Le Burundi, s’il n’est plus en guerre, se trouve toutefois confronté à de graves difficultés sur les plans politique et économique, écrit le professeur André Guichaoua.
Le Burundi, qui célèbre ce 1er juillet les 60 ans de son indépendance, est le pays le plus pauvre de la planète en termes de PIB par habitant. Ce triste constat doit se comprendre au regard d’une histoire jalonnée de nombreux événements dramatiques. Jusqu’en 1996, le pays a vécu au rythme des coups d’État, massacres, assassinats politiques… avant de plonger dans une longue guerre civile. La paix est progressivement rétablie en 2003. Pour autant, il renoue avec une gouvernance autoritaire en 2015.
Depuis, l’ONU note des progrès mais continue de dénoncer les violences politiques qui gangrènent le pays. Comment le Burundi en est-il arrivé là et pourquoi son sort ne s’améliore-t-il pas ?

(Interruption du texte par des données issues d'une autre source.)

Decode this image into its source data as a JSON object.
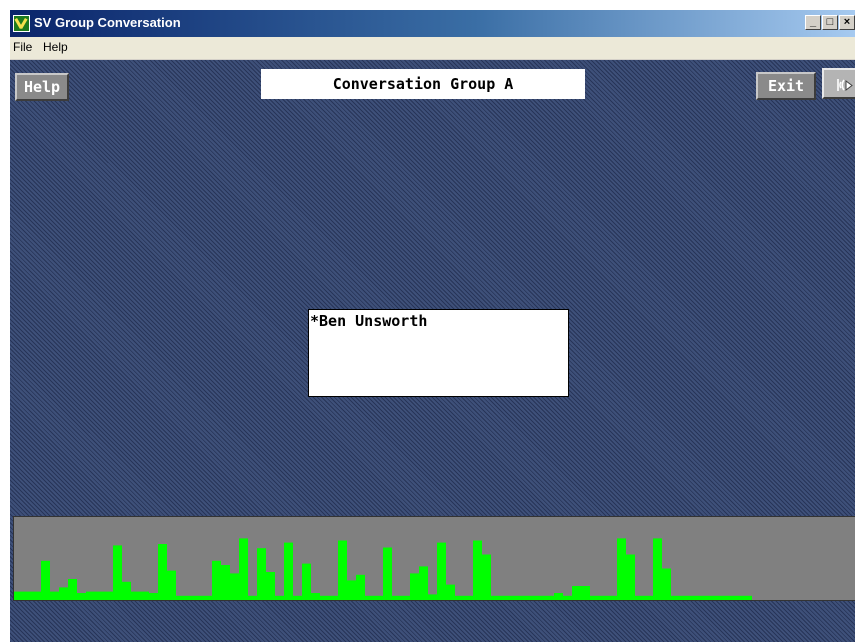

Installer des autorités capables d’instaurer la paix : les élections de 2005
En 2005, après 25 ans de régimes militaires pro-tutsis (à cette date, les deux principales ethnies du pays : les Hutus et les Tutsis, comptaient respectivement pour 85 % et 14 % de la population) et dix années de guerre civile, les électeurs voulaient la paix et portaient à la présidence Pierre Nkurunziza, le chef du Conseil National de Défense de la Démocratie – Forces pour la Défense de la Démocratie (CNDD-FDD), le plus puissant mouvement de la rébellion hutue, capable de s’imposer aussi bien vis-à-vis de l’armée régulière, les Forces armées burundaises (FAB), que des ex-rébellions du camp hutu.
La position de force du CNDD-FDD (branche armée dissidente du CNDD, qui avait accepté de signer un cessez-le-feu avec le pouvoir en place en 1998) n’en était pas pour autant assurée. Sa primauté devait être validée électoralement alors que le processus de négociation entre partis politiques et d’élaboration du cadre constitutionnel avait été conduit sans sa participation.

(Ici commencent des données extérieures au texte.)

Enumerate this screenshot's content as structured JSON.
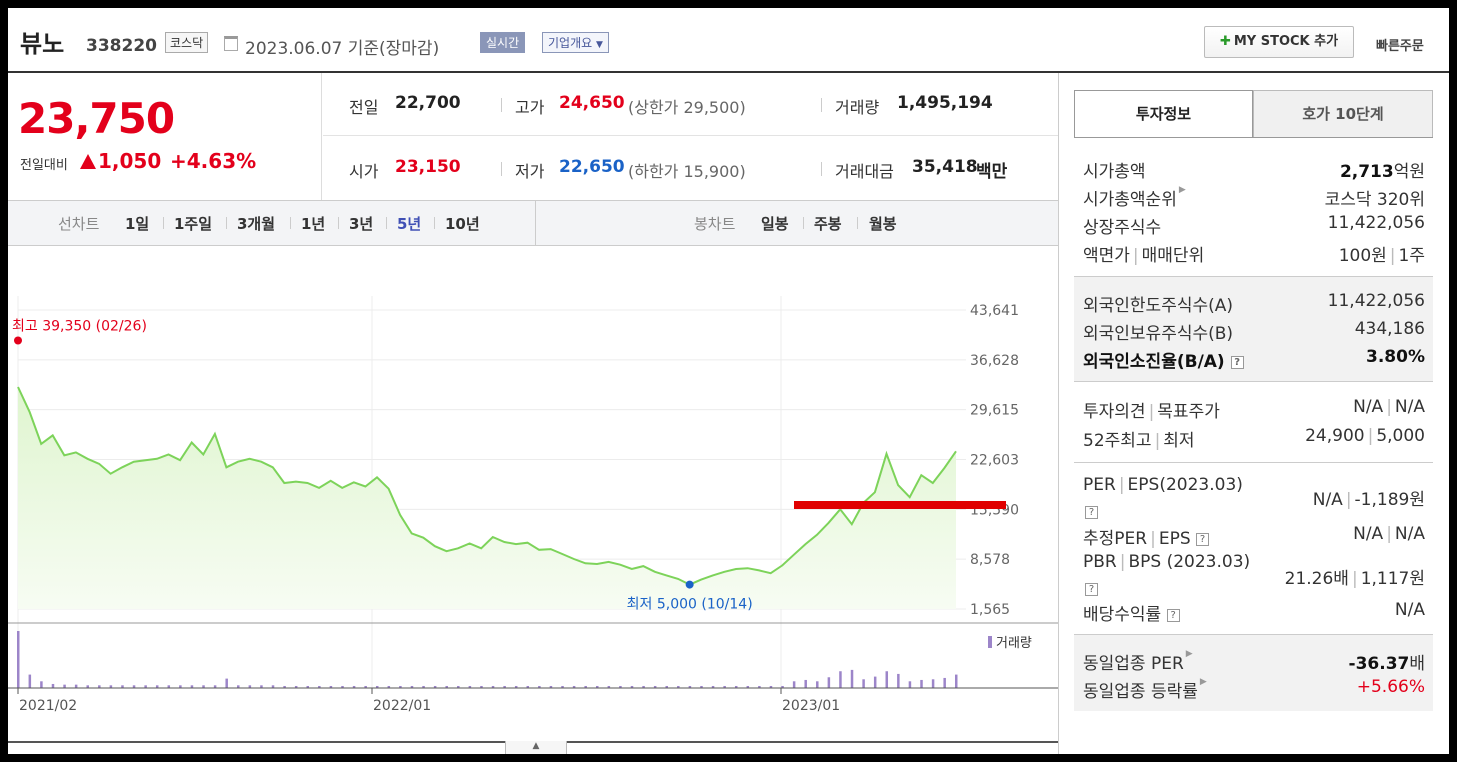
{
  "header": {
    "name": "뷰노",
    "code": "338220",
    "market": "코스닥",
    "date": "2023.06.07 기준(장마감)",
    "realtime": "실시간",
    "company_info": "기업개요",
    "mystock": "MY STOCK 추가",
    "quick_order": "빠른주문"
  },
  "price": {
    "current": "23,750",
    "change_label": "전일대비",
    "change": "1,050",
    "change_pct": "+4.63%"
  },
  "stats": {
    "prev_label": "전일",
    "prev": "22,700",
    "high_label": "고가",
    "high": "24,650",
    "upper_limit": "(상한가 29,500)",
    "volume_label": "거래량",
    "volume": "1,495,194",
    "open_label": "시가",
    "open": "23,150",
    "low_label": "저가",
    "low": "22,650",
    "lower_limit": "(하한가 15,900)",
    "value_label": "거래대금",
    "value": "35,418",
    "value_unit": "백만"
  },
  "tabs": {
    "line_chart": "선차트",
    "periods": [
      "1일",
      "1주일",
      "3개월",
      "1년",
      "3년",
      "5년",
      "10년"
    ],
    "active": "5년",
    "candle_chart": "봉차트",
    "candles": [
      "일봉",
      "주봉",
      "월봉"
    ]
  },
  "chart_data": {
    "type": "area",
    "x_tick_labels": [
      "2021/02",
      "2022/01",
      "2023/01"
    ],
    "y_tick_labels": [
      "43,641",
      "36,628",
      "29,615",
      "22,603",
      "15,590",
      "8,578",
      "1,565"
    ],
    "ylim": [
      1565,
      43641
    ],
    "high_annotation": "최고 39,350 (02/26)",
    "low_annotation": "최저 5,000 (10/14)",
    "volume_label": "거래량",
    "line_color": "#7dd35a",
    "fill_color": "#dff5cf",
    "series": [
      {
        "values": [
          32800,
          29300,
          24800,
          26000,
          23200,
          23600,
          22700,
          22000,
          20600,
          21500,
          22300,
          22500,
          22700,
          23300,
          22500,
          25000,
          23300,
          26200,
          21500,
          22300,
          22700,
          22300,
          21500,
          19300,
          19500,
          19300,
          18600,
          19600,
          18600,
          19400,
          18800,
          20100,
          18500,
          14800,
          12200,
          11600,
          10400,
          9700,
          10100,
          10800,
          10100,
          11700,
          11000,
          10700,
          10900,
          9900,
          10000,
          9300,
          8600,
          8000,
          7900,
          8200,
          7800,
          7200,
          7600,
          6800,
          6300,
          5800,
          5000,
          5700,
          6300,
          6800,
          7200,
          7300,
          7000,
          6600,
          7700,
          9200,
          10700,
          12000,
          13700,
          15600,
          13500,
          16500,
          18000,
          23400,
          19000,
          17300,
          20400,
          19300,
          21400,
          23750
        ]
      }
    ],
    "volume": [
      85,
      20,
      10,
      6,
      5,
      5,
      4,
      4,
      4,
      4,
      4,
      4,
      4,
      4,
      4,
      4,
      4,
      4,
      14,
      4,
      4,
      4,
      4,
      3,
      3,
      3,
      3,
      3,
      3,
      3,
      3,
      3,
      3,
      3,
      3,
      3,
      3,
      3,
      3,
      3,
      3,
      3,
      3,
      3,
      3,
      3,
      3,
      3,
      3,
      3,
      3,
      3,
      3,
      3,
      3,
      3,
      3,
      3,
      3,
      3,
      3,
      3,
      3,
      3,
      3,
      3,
      3,
      10,
      12,
      10,
      16,
      25,
      27,
      13,
      17,
      25,
      21,
      10,
      12,
      13,
      15,
      20
    ]
  },
  "invest": {
    "tab_on": "투자정보",
    "tab_off": "호가 10단계",
    "mcap_label": "시가총액",
    "mcap": "2,713",
    "mcap_unit": "억원",
    "mcap_rank_label": "시가총액순위",
    "mcap_rank": "코스닥 320위",
    "shares_label": "상장주식수",
    "shares": "11,422,056",
    "face_label": "액면가",
    "unit_label": "매매단위",
    "face": "100원",
    "unit": "1주",
    "foreign_limit_label": "외국인한도주식수(A)",
    "foreign_limit": "11,422,056",
    "foreign_hold_label": "외국인보유주식수(B)",
    "foreign_hold": "434,186",
    "foreign_ratio_label": "외국인소진율(B/A)",
    "foreign_ratio": "3.80%",
    "opinion_label": "투자의견",
    "target_label": "목표주가",
    "opinion": "N/A",
    "target": "N/A",
    "w52_high_label": "52주최고",
    "w52_low_label": "최저",
    "w52_high": "24,900",
    "w52_low": "5,000",
    "per_label": "PER",
    "eps_label": "EPS(2023.03)",
    "per": "N/A",
    "eps": "-1,189원",
    "est_per_label": "추정PER",
    "est_eps_label": "EPS",
    "est_per": "N/A",
    "est_eps": "N/A",
    "pbr_label": "PBR",
    "bps_label": "BPS (2023.03)",
    "pbr": "21.26배",
    "bps": "1,117원",
    "div_label": "배당수익률",
    "div": "N/A",
    "ind_per_label": "동일업종 PER",
    "ind_per": "-36.37",
    "ind_per_unit": "배",
    "ind_chg_label": "동일업종 등락률",
    "ind_chg": "+5.66%"
  },
  "colors": {
    "up": "#e3001b",
    "down": "#1a62c7",
    "accent": "#4050b5",
    "annotation_line": "#e00000"
  }
}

Suivent cinq années de décantation politique au cours desquelles le CNDD-FDD parachève son implantation nationale.
Conforter la paix retrouvée et la stabilité du cadre politique : les élections de 2010
Face à une opposition divisée, les candidats locaux du CNDD-FDD et la personnalité charismatique du président sortant bénéficient d’un soutien massif des populations rurales. L’aspiration à la stabilité est d’autant plus forte que, pour la première fois dans l’histoire du pays, les électeurs sont appelés à voter au terme normal d’une échéance électorale.
Mais au-delà du réalisme, la forte participation électorale et les scores obtenus par le CNDD-FDD expriment un réel satisfecit envers un parti qui a su apaiser les divisions ethniques et a réussi l’intégration des forces armées, désormais sous contrôle de l’exécutif. Cette « réconciliation » nationale, notamment vis-à-vis d’une armée qui ne fait plus « peur à la population », a été le facteur déterminant de la victoire du CNDD-FDD.
Disposant des pleins pouvoirs aux divers échelons de la représentation nationale, sa direction s’engagea immédiatement dans la campagne électorale pour 2015. La priorité absolue accordée à la gestion des problèmes locaux, au renforcement de l’encadrement des populations, la structuration et la mobilisation permanente des militants et cadres du parti sont à la mesure de l’objectif : conserver durablement la totalité des pouvoirs.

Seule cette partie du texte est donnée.